How strong and full of life Mrs. Hayden was, and so unsympathetic that Beatrice did not wonder Mrs. Morton shivered and shrank away even from the touch of her large, powerful hands.

“I am sometimes wicked enough to wish she might be sick herself, or at least nervous, so as to know how it feels,” Mrs. Morton said, after her cousin had gone. “She thinks I can do as she does, and the thing is impossible. My health is destroyed, and I sometimes fear I shall never be well again.”

She had failed since Beatrice saw her, and her eyes looked so large and glassy as she lay upon the pillow, and her cough was so constant and irritating, that to talk of effort and oatmeal to her seemed preposterous and cruel. What she needed was rest, and nursing, and care, and change of thought and occupation, and these she could not have in their fullest extent at the parsonage, with poverty and a sick mother, and bustling, irritable Aunt Nancy to act as counter influences. She must be taken entirely away, and amused, and nursed, and petted, and Beatrice began to see the first step of that vague plan formed in Rothsay, and which she meant to carry out.
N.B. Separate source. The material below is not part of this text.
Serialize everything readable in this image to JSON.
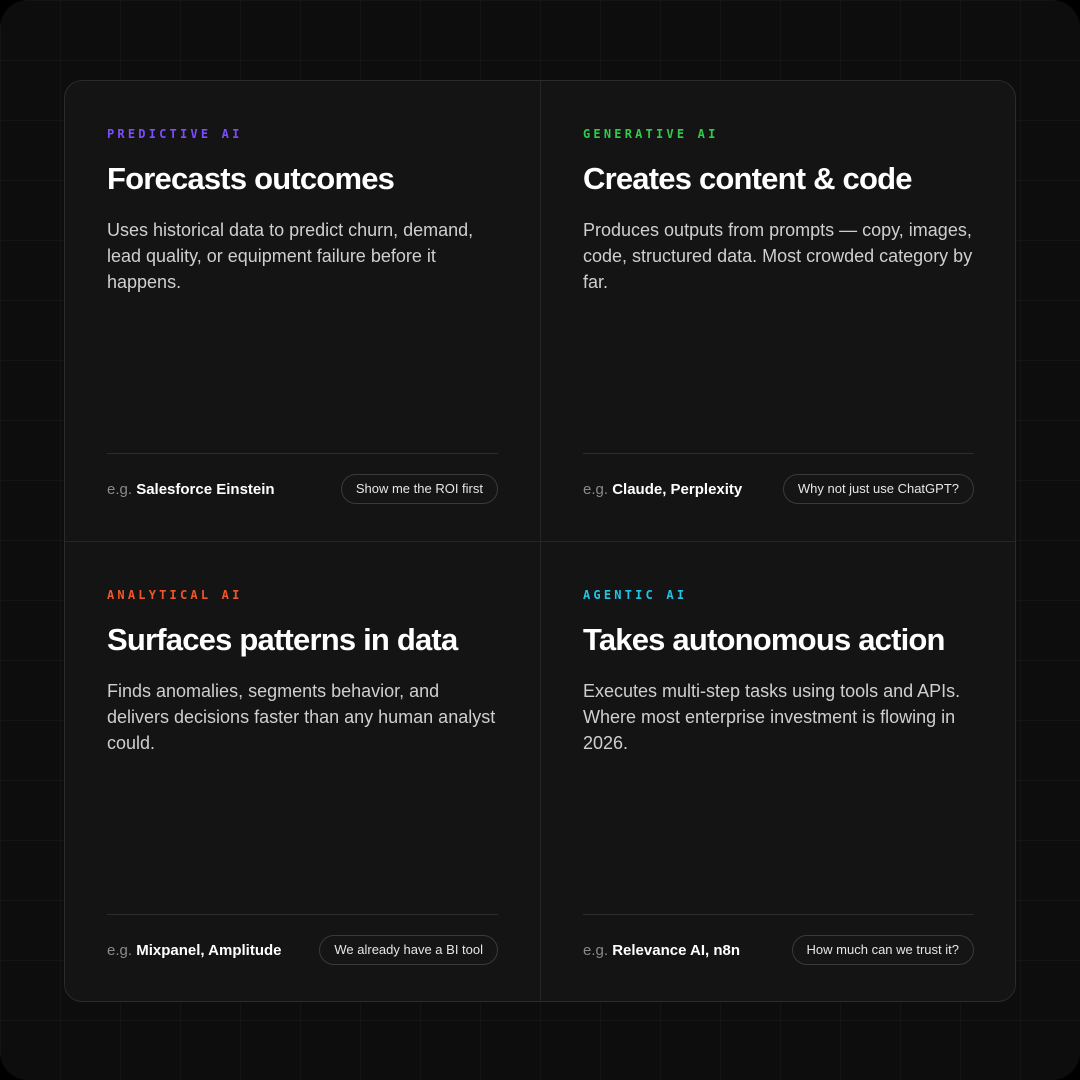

For a day or two she staid in Bronson, sleeping and eating in Mrs. Hayden’s grand house, and feeling all her sympathies enlisted for shriveled-up Mr. Hayden, who in the morning came shivering to the table from his cold bath, and swallowed his oatmeal and hot water dutifully, but with an expression on his thin, sallow face which showed how his stomach rebelled against it and craved the juicy steak and fragrant coffee with which his blooming wife regaled herself, because she was strong and could bear it. Once Bee ventured to suggest that steak and beef-tea might be a more nutritious diet even for a dyspeptic than oatmeal and barley, varied with dry toast and baked apples; but Mrs. Hayden knew. She had read up on stomachs, and nerves, and digestion, and knew every symptom of dyspepsia, and its cause, and what it needed, and how a person ought to feel; and her husband submitted quietly, and said, “Julie was right,” and grew thinner, and paler, and weaker every day with cold baths and starvation; but he kept the respect of his wife because he tried to be well, and that was a great thing to do, for in his estimation she was a wonderful woman, and represented the wisdom of the world.

On the third day Beatrice left Bronson, to look, she said, for some quiet, pleasant nook, where she could spend a few weeks during the hot weather. She found such a place in Holburton, whither she came one warm July afternoon, when the town was at its best. It was not an unheard-of thing for city people to pass a few weeks in Holburton during the hot weather, and no one was surprised when Miss Belknap registered her name on the hotel books, and said she was looking for some quiet and reasonable boarding-house for an invalid with two children. Several were recommended to her, and with the list in her hand she started out to reconnoiter.

Mrs. Roxie Fleming was the fourth name on her paper, but she went there first, and was pleased with the place at once, because it looked so cool and inviting under the wealth of hop vines which covered one side of it.